Time to write a march! I’d played in bands as trumpet player since I was 11 years old and had a good deal of experience to the march style. My band directors (Bill Wicker & Gary Walker) fed us liberal doses of Sousa, King and other march composers of the late 19th century and early 20th century. But playing all those marches is not the same as writing your own original. What was interesting about this project is that we were assigned to write to a long established form and one can’t vary too much from it: the intro, main theme plus repeat, trio (which modulates to the sub-dominant), “dog fight” section (my favorite because it’s a given that the low brass will get some action), more recap of the theme, maybe a recap of the dog fight, recap of the theme again and, finally, end the sucker!
I recall that the players’ chops for these march sessions were tired. They were earning their pay for these sessions. It was a laborious process to write the march form too. Still, marches are pretty happy and festive so when all is said and done, it's worth it. Another chart completed and another successful playdown!

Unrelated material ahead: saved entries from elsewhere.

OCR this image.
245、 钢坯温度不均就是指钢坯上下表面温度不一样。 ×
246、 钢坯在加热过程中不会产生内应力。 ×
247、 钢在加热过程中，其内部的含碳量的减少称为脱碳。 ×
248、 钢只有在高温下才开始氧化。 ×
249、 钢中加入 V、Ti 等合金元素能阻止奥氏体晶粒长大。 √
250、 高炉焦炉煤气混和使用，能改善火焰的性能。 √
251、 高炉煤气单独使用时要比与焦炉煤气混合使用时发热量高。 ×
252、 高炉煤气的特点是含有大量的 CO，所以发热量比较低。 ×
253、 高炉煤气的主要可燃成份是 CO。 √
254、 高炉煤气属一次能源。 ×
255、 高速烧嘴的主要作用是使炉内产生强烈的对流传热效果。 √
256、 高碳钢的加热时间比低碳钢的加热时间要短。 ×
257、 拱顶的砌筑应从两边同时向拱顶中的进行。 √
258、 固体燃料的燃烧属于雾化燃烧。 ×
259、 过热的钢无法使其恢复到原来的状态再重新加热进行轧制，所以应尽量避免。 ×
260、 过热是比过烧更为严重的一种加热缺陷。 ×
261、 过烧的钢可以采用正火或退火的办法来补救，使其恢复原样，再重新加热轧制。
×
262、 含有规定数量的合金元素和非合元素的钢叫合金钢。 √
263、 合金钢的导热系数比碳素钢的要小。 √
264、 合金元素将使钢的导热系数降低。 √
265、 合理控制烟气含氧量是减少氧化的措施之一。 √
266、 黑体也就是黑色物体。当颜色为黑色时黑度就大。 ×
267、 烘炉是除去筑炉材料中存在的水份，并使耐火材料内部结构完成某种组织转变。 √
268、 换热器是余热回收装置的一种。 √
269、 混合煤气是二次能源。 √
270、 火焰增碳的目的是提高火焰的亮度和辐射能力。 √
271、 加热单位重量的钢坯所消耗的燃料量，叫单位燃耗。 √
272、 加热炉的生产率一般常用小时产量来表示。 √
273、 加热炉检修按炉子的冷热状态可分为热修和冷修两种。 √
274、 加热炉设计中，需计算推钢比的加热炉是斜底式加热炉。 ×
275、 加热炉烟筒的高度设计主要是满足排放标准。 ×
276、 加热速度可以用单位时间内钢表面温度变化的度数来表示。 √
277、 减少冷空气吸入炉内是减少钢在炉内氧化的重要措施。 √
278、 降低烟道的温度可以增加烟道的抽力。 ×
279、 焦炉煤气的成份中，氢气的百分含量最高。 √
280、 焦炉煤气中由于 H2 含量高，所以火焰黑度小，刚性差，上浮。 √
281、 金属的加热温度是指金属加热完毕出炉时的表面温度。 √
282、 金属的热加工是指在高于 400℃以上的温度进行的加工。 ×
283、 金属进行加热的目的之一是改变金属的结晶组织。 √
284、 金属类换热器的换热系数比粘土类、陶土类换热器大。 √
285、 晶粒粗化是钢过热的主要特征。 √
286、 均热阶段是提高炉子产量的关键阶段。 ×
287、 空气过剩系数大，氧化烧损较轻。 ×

Nine years later I would write a march for concert band - March of the Flower Children - which was for my kids. It was performed by the Corvallis Community Band and the OSU Concert Band. It was my first score written on the computer using Finale. It would take 90 seconds just to load and save the score from disk. I started to doubt whether using the computer was a good thing as it was painful in the early days; there was a steep learning curve to use the software and the computers I was using at the time had barely enough processing power do the job for so many staves. But there was no turning back - music notation was here to stay and I would embrace its use while still hanging on to my pencil and paper for some composing processes.